San Diego County Superior Court
The new San Diego County Superior Court in downtown San Diego. Photo by Chris Stone

A man accused in the car-to-car shooting death of a 16-year-old boy on a San Diego freeway nearly 20 years ago gunned the teen down in cold blood in retaliation for a series of gang-related altercations, a prosecutor said Thursday.

But a defense attorney claimed the killing was actually orchestrated by a pair of Northern California-based gang members who were hiding out in San Diego.

Phong Huynh, 42, was previously convicted and sentenced to 50 years to life in prison for the Feb. 13, 2000, slaying of Nghia Tan Pham. That conviction, however, was overturned by an appeals court panel, leading to the retrial that began Thursday.

Pham was struck in the head by one of about a half-dozen shots fired at the car he was driving on southbound Interstate 15, north of state Route 52. The case went unsolved for more than a decade until Huynh, who was living in Montana, was identified as a suspect.

Both the prosecution and defense alleged that Pham was killed in retaliation for a fight he was involved in at a San Diego pool hall, in which he inadvertently bumped a man with a pool cue while lining up a shot at a billiards table. The fight triggered another altercation days later at an area coffee shop, then the shooting, which occurred about a week after the pool hall fight.

Deputy District Attorney Christopher Lawson said Huynh was friends with two men injured in the fight, while Huynh’s attorney, William Nimmo, claimed his client was never there or at the coffee shop fight.

On the night of the shooting, Huynh allegedly had a driver follow Pham as he drove onto the freeway, then fired on him from the front passenger seat. Lawson said Huynh fled to Michigan six weeks after Pham’s death.

The driver of the car had no idea Huynh was planning to kill Pham on the night of the shooting and declined to come forward for more than a dozen years out of fear, Lawson said, but eventually told authorities what happened after being overcome by guilt.

Other witnesses allegedly also told police that Huynh bragged about committing the killing or threatened others that they might be next, Lawson said.

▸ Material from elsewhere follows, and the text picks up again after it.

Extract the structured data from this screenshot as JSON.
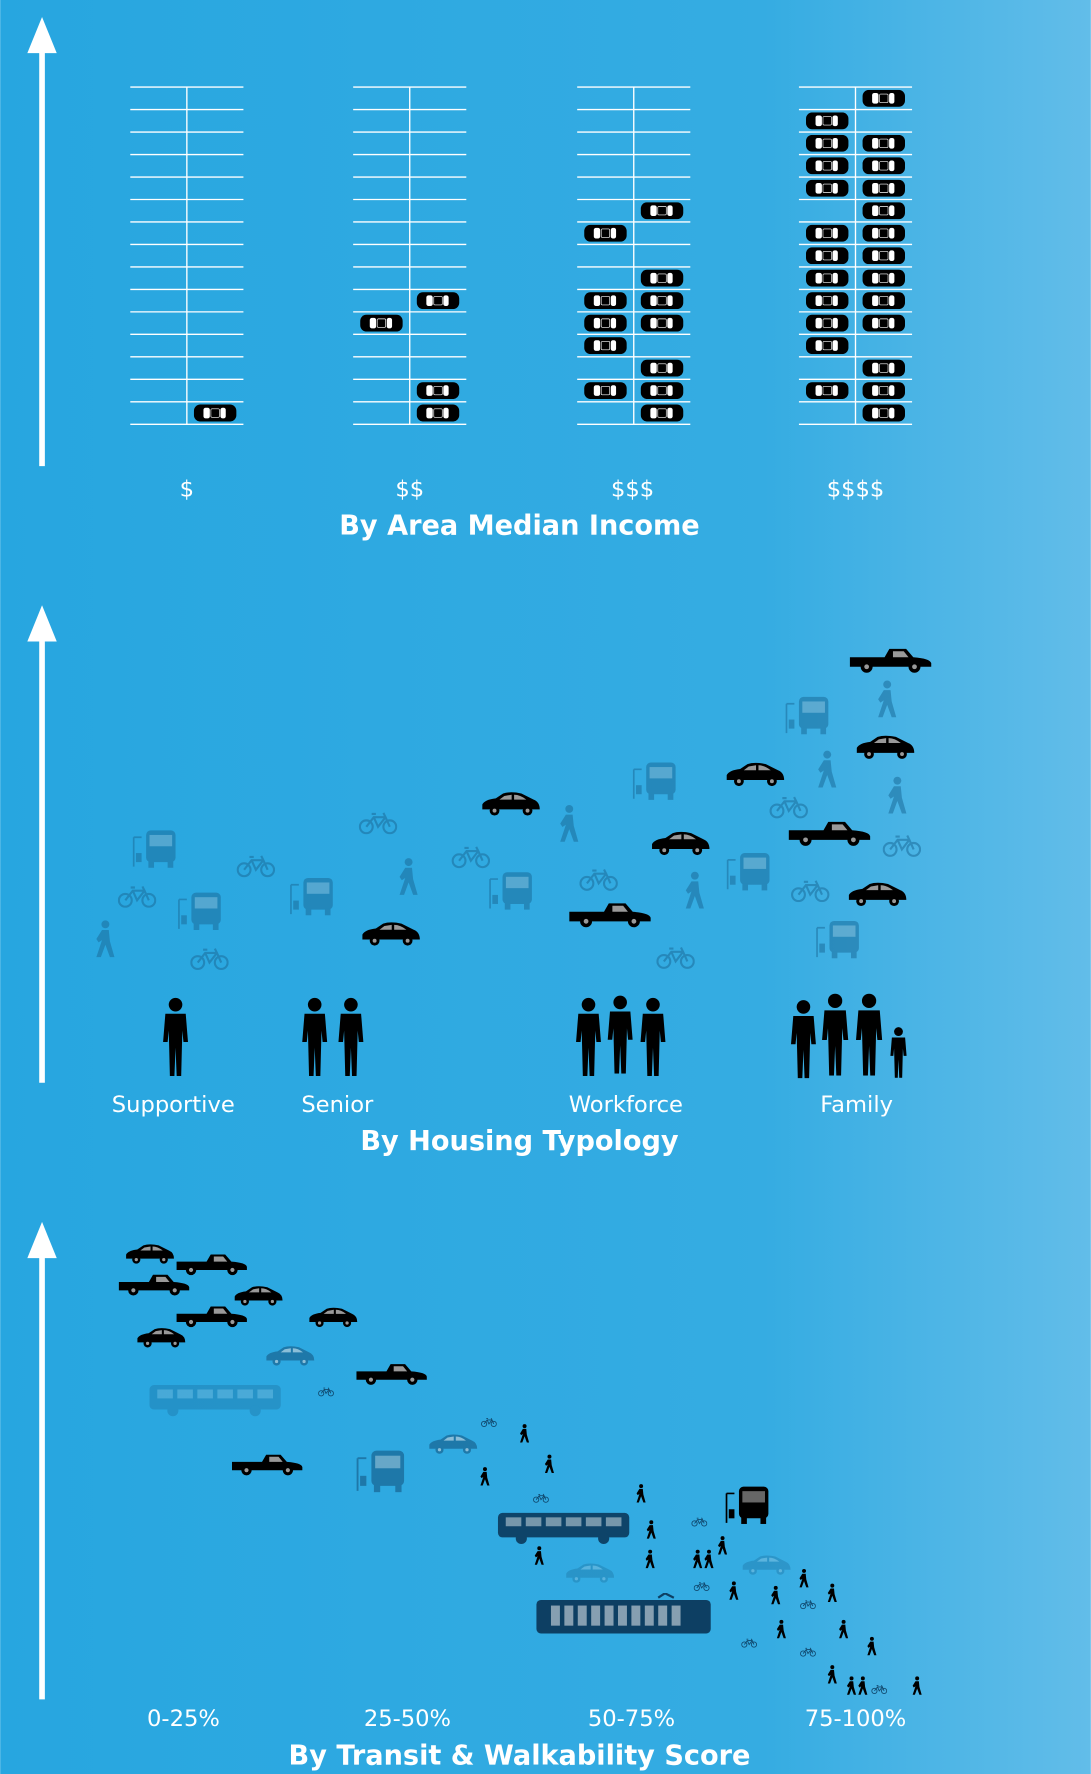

Nimmo countered that the driver and Huynh did not like each other and he would never agree to drive Huynh, like the prosecution claimed.

Nimmo claimed that a pair of San Jose-area gang members were in San Diego and were on the run due to an attempted murder drive-by shooting they committed in the Bay Area. He alleged that those men lost the fight at the pool hall, and their humiliation over the altercation triggered a chain of events that led to Pham’s killing.

“That is what started this on the road to killing,” according to Nimmo, who said that if the gang members had not been in San Diego, and “fueled up by their drive-by, the vengeance of their brutal, violent gang, that this may not have been more than a couple fights.”

Huynh was convicted by a San Diego jury in 2015, but two years later, an appellate court panel overturned his conviction on the basis that he was not allowed to continue a portion of the trial in order to produce a key witness for the defense’s case.

The three-justice panel also ruled that Huynh should have been allowed to introduce evidence that some of the prosecution’s witnesses were associated with a gang that frequented the pool hall and coffee shop.

Huynh allegedly confessed to killing Pham — an associate of some of the gang’s members — at one of the suspected gang members’ homes, something his first trial lawyer characterized as “so highly improbable as to be ridiculous,” the court’s ruling quoted.

The gang evidence was not allowed to be presented at trial, as it was ruled to have no bearing on Huynh’s alleged motive, but the appellate court ruled that its introduction would have allowed for “a materially different understanding of the relationships between the relevant individuals.”